Antioxidant Properties of Lapachol and Its Derivatives and Their Ability to Chelate Iron (II) Cation: DFT and QTAIM Studies

• Published in: Bioinorganic chemistry and applications Vol. 2020; no. 2020; pp. 1 - 10
• Main Authors: Bikélé Mama, Désiré, Abdallah, A. E. B., Mfomo, Joseph Zobo, Ateba Amana, Baruch, Lissouck, Daniel, Pajoudoro, Djafarou Ngouh, Toze, Alfred Aristide Flavien
• Format: Journal Article
• Language: English
• Published: Cairo, Egypt Hindawi Publishing Corporation 2020; Hindawi; John Wiley & Sons, Inc; Hindawi Limited; Wiley
• Subjects: Acetonitrile; Acids; Analysis; Antioxidants; Benzene; Bonding strength; Cations; Chelates; Chlorobenzene; Complexation; Coordination; Cytotoxicity; Density functional theory; Density functionals; Derivatives; Electron density; Energy; Ferrous ions; Geometry; Hydrogen; Hydrogen bonds; Iron; Ligands; Mathematical analysis; Metal ions; Nitriles; Olefins; Toluene; Vapor phases; Cameroon
• ISSN: 1565-3633; 1687-479X
• DOI: 10.1155/2020/2103239

The elucidation of the complexation of lapachol and its derivatives to Fe2+ cation has been done using the density functional theory (DFT). This complexation has been limited to bidentate and tridentate to Fe2+ cation. Geometry optimizations have been implemented in gas and solution phase (water, acetonitrile, chlorobenzene, benzene, and toluene) for ligands at B3LYP/6-311++G (d,p) level of theory using B3LYP/6-31+G(d,p) optimized data as starting point. But, the geometrical optimizations in solution phase of the 22 complexes analyzed of lapachol and its derivatives to Fe2+ cation were restricted to acetonitrile and benzene. The complexation energy and the metal ion affinity (MIA) have also been calculated using the B3LYP method. The results obtained indicated a proportionality between the MIA values and the retained charge on Fe2+ cation for k2-(O1,O2) modes.
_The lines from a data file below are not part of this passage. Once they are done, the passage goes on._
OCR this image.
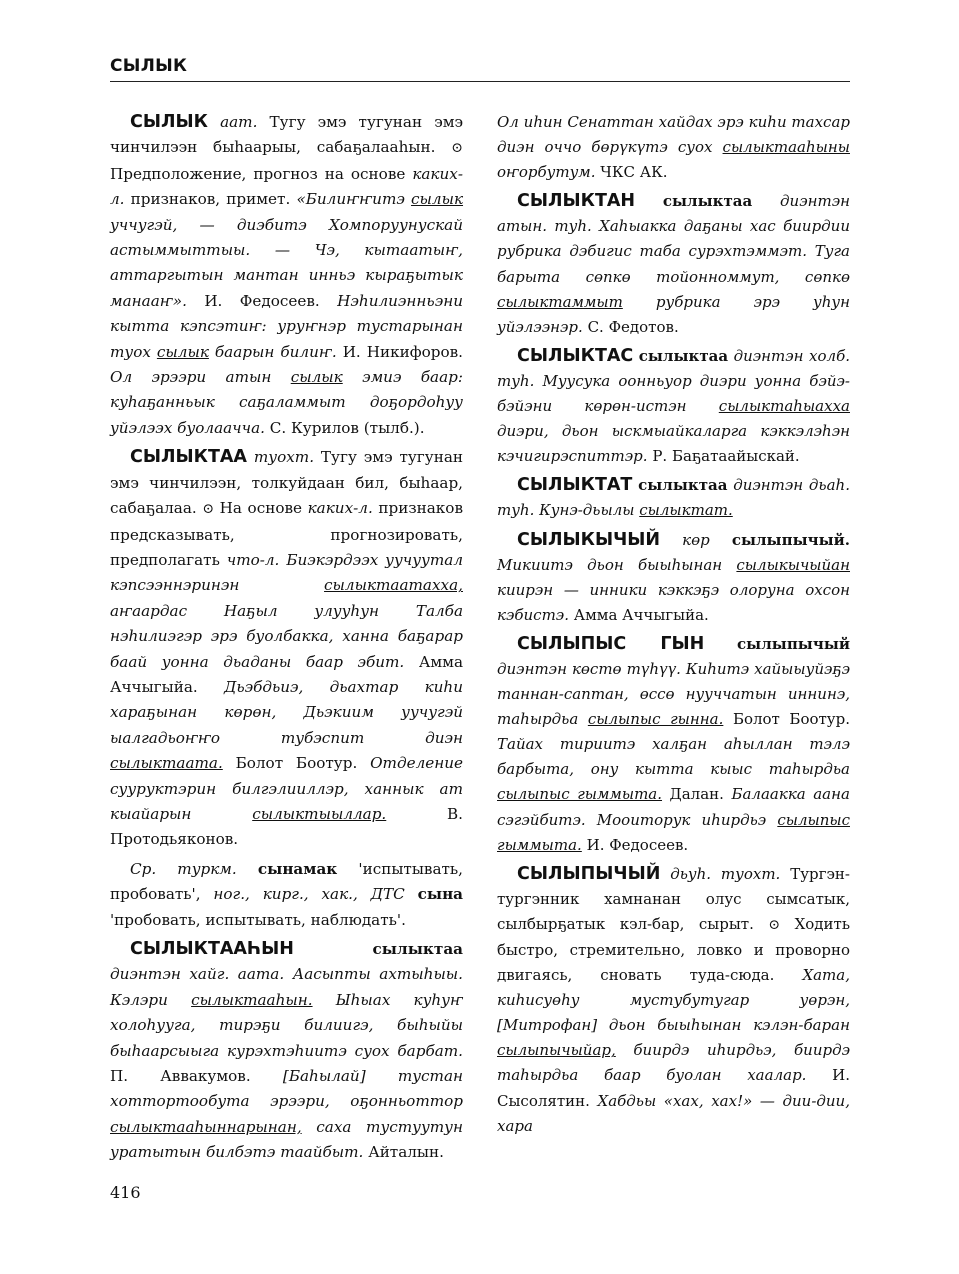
СЫЛЫК

СЫЛЫК аат. Тугу эмэ тугунан эмэ чинчилээн быһаарыы, сабаҕалааһын. ⊙ Предположение, прогноз на основе каких-л. признаков, примет. «Билиҥҥитэ сылык уччугэй, — диэбитэ Хомпоруунускай астыммыттыы. — Чэ, кытаатыҥ, аттаргытын мантан инньэ кыраҕытык манааҥ». И. Федосеев. Нэһилиэнньэни кытта кэпсэтиҥ: уруҥнэр тустарынан туох сылык баарын билиҥ. И. Никифоров. Ол эрээри атын сылык эмиэ баар: куһаҕанньык саҕаламмыт доҕордоһуу уйэлээх буолаачча. С. Курилов (тылб.).

СЫЛЫКТАА туохт. Тугу эмэ тугунан эмэ чинчилээн, толкуйдаан бил, быһаар, сабаҕалаа. ⊙ На основе каких-л. признаков предсказывать, прогнозировать, предполагать что-л. Биэкэрдээх уучуутал кэпсээннэринэн	сылыктаатахха, аҥаардас Наҕыл улууһун Талба нэһилиэгэр эрэ буолбакка, ханна баҕарар баай уонна дьаданы баар эбит. Амма Аччыгыйа. Дьэбдьиэ, дьахтар киһи хараҕынан көрөн, Дьэкиим уучугэй ыалгадьоҥҥо тубэспит диэн сылыктаата. Болот Боотур. Отделение сууруктэрин билгэлииллэр, ханнык ат кыайарын	сылыктыыллар.	В. Протодьяконов.

Ср. туркм. сынамак 'испытывать, пробовать', ног., кирг., хак., ДТС сына 'пробовать, испытывать, наблюдать'.

СЫЛЫКТААҺЫН	сылыктаа диэнтэн хайг. аата. Аасыпты ахтыһыы. Кэлэри сылыктааһын. Ыһыах куһуҥ холоһууга, тирэҕи билиигэ, быһыйы быһаарсыыга курэхтэһиитэ суох барбат. П. Аввакумов. [Баһылай] тустан хоттортообута эрээри, оҕонньоттор сылыктааһыннарынан, саха тустуутун уратытын билбэтэ таайбыт. Айталын.

Ол иһин Сенаттан хайдах эрэ киһи тахсар диэн оччо бөрүкүтэ суох сылыктааһыны оҥорбутум. ЧКС АК.

СЫЛЫКТАН сылыктаа диэнтэн атын. туһ. Хаһыакка даҕаны хас биирдии рубрика дэбигис таба сурэхтэммэт. Туга барыта сөпкө тойонноммут, сөпкө сылыктаммыт рубрика эрэ уһун уйэлээнэр. С. Федотов.

СЫЛЫКТАС сылыктаа диэнтэн холб. туһ. Муусука оонньуор диэри уонна бэйэ-бэйэни көрөн-истэн сылыктаһыахха диэри, дьон ыскмыайкаларга кэккэлэһэн кэчигирэспиттэр. Р. Баҕатаайыскай.

СЫЛЫКТАТ сылыктаа диэнтэн дьаһ. туһ. Кунэ-дьылы сылыктат.

СЫЛЫКЫЧЫЙ көр сылыпычый. Микиитэ дьон быыһынан сылыкычыйан киирэн — инники кэккэҕэ олоруна охсон кэбистэ. Амма Аччыгыйа.

СЫЛЫПЫС ГЫН сылыпычый диэнтэн көстө түһүү. Киһитэ хайыыуйэҕэ таннан-саптан, өссө нууччатын иннинэ, таһырдьа сылыпыс гынна. Болот Боотур. Тайах тириитэ халҕан аһыллан тэлэ барбыта, ону кытта кыыс таһырдьа сылыпыс гыммыта. Далан. Балаакка аана сэгэйбитэ. Мооиторук иһирдьэ сылыпыс гыммыта. И. Федосеев.

СЫЛЫПЫЧЫЙ дьуһ. туохт. Тургэн-тургэнник хамнанан олус сымсатык, сылбырҕатык кэл-бар, сырыт. ⊙ Ходить быстро, стремительно, ловко и проворно двигаясь, сновать туда-сюда. Хата, киһисуөһу мустубутугар уөрэн, [Митрофан] дьон быыһынан кэлэн-баран сылыпычыйар, биирдэ иһирдьэ, биирдэ таһырдьа баар буолан хаалар. И. Сысолятин. Хабдьы «хах, хах!» — дии-дии, хара

416
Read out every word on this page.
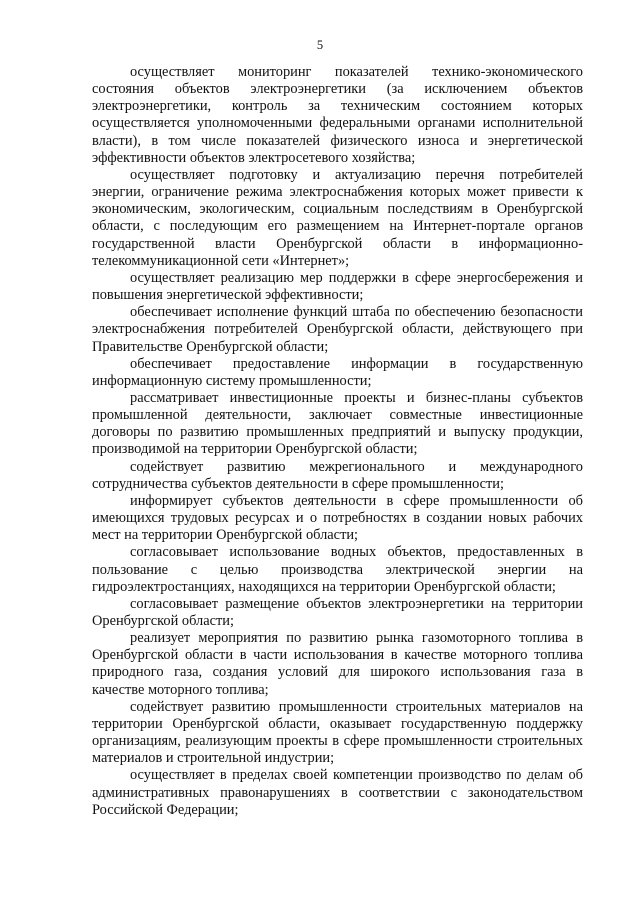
5

осуществляет мониторинг показателей технико-экономического состояния объектов электроэнергетики (за исключением объектов электроэнергетики, контроль за техническим состоянием которых осуществляется уполномоченными федеральными органами исполнительной власти), в том числе показателей физического износа и энергетической эффективности объектов электросетевого хозяйства;

осуществляет подготовку и актуализацию перечня потребителей энергии, ограничение режима электроснабжения которых может привести к экономическим, экологическим, социальным последствиям в Оренбургской области, с последующим его размещением на Интернет-портале органов государственной власти Оренбургской области в информационно-телекоммуникационной сети «Интернет»;

осуществляет реализацию мер поддержки в сфере энергосбережения и повышения энергетической эффективности;

обеспечивает исполнение функций штаба по обеспечению безопасности электроснабжения потребителей Оренбургской области, действующего при Правительстве Оренбургской области;

обеспечивает предоставление информации в государственную информационную систему промышленности;

рассматривает инвестиционные проекты и бизнес-планы субъектов промышленной деятельности, заключает совместные инвестиционные договоры по развитию промышленных предприятий и выпуску продукции, производимой на территории Оренбургской области;

содействует развитию межрегионального и международного сотрудничества субъектов деятельности в сфере промышленности;

информирует субъектов деятельности в сфере промышленности об имеющихся трудовых ресурсах и о потребностях в создании новых рабочих мест на территории Оренбургской области;

согласовывает использование водных объектов, предоставленных в пользование с целью производства электрической энергии на гидроэлектростанциях, находящихся на территории Оренбургской области;

согласовывает размещение объектов электроэнергетики на территории Оренбургской области;

реализует мероприятия по развитию рынка газомоторного топлива в Оренбургской области в части использования в качестве моторного топлива природного газа, создания условий для широкого использования газа в качестве моторного топлива;

содействует развитию промышленности строительных материалов на территории Оренбургской области, оказывает государственную поддержку организациям, реализующим проекты в сфере промышленности строительных материалов и строительной индустрии;

осуществляет в пределах своей компетенции производство по делам об административных правонарушениях в соответствии с законодательством Российской Федерации;
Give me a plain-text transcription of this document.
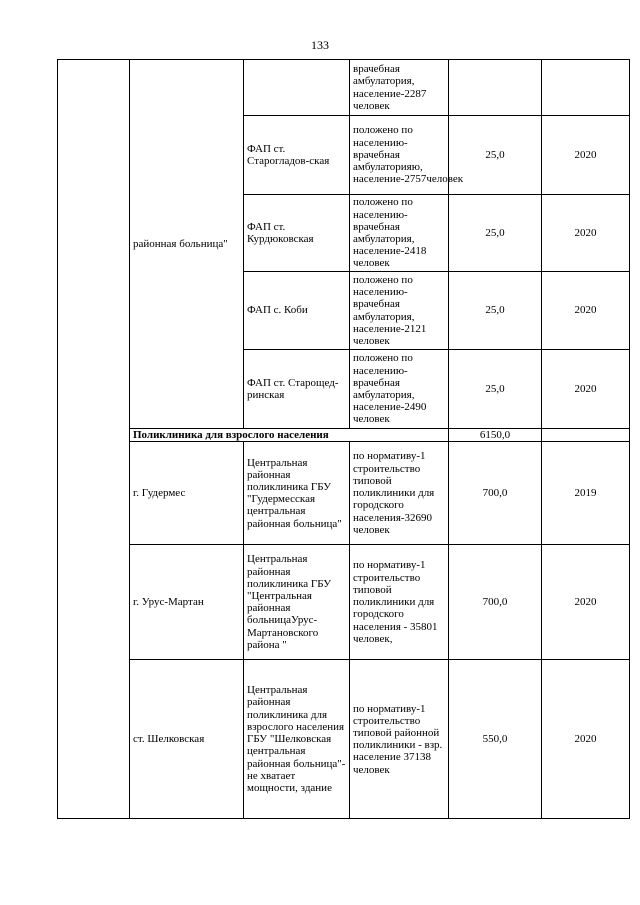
133
	районная больница"		врачебная амбулатория, население-2287 человек		
		ФАП ст. Старогладов-ская	положено по населению-врачебная амбулаторияю, население-2757человек	25,0	2020
		ФАП ст. Курдюковская	положено по населению-врачебная амбулатория, население-2418 человек	25,0	2020
		ФАП с. Коби	положено по населению-врачебная амбулатория, население-2121 человек	25,0	2020
		ФАП ст. Старощед-ринская	положено по населению-врачебная амбулатория, население-2490 человек	25,0	2020
	Поликлиника для взрослого населения			6150,0	
	г. Гудермес	Центральная районная поликлиника ГБУ "Гудермесская центральная районная больница"	по нормативу-1 строительство типовой поликлиники для городского населения-32690 человек	700,0	2019
	г. Урус-Мартан	Центральная районная поликлиника ГБУ "Центральная районная больницаУрус-Мартановского района "	по нормативу-1 строительство типовой поликлиники для городского населения - 35801 человек,	700,0	2020
	ст. Шелковская	Центральная районная поликлиника для взрослого населения ГБУ "Шелковская центральная районная больница"-не хватает мощности, здание	по нормативу-1 строительство типовой районной поликлиники - взр. население 37138 человек	550,0	2020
But, an inverse proportionality has been yielded between these two parameters for k3-(O2, C=C) tridentate modes. For k3-(O3,C=C) tridentate mode coordination, the higher stability has been obtained. In this latter tridentate coordination in gas phase, the topological analysis of complexes exhibits the fact that the electron density is concentrated between the O3 oxygen atom of the ligand attached to Fe2+ and this metal cation. Moreover, the hydrogen bond strength calculated for isolated ligands (situated between 23.92 and 30.15 kJ/mol) is in the range of normal HBs. Collectively, all the complexation processes have shown to be highly exothermic. Our results have also shown that the electron extraction from Fe2+...Lai complexes is more difficult compared to that from free ligands.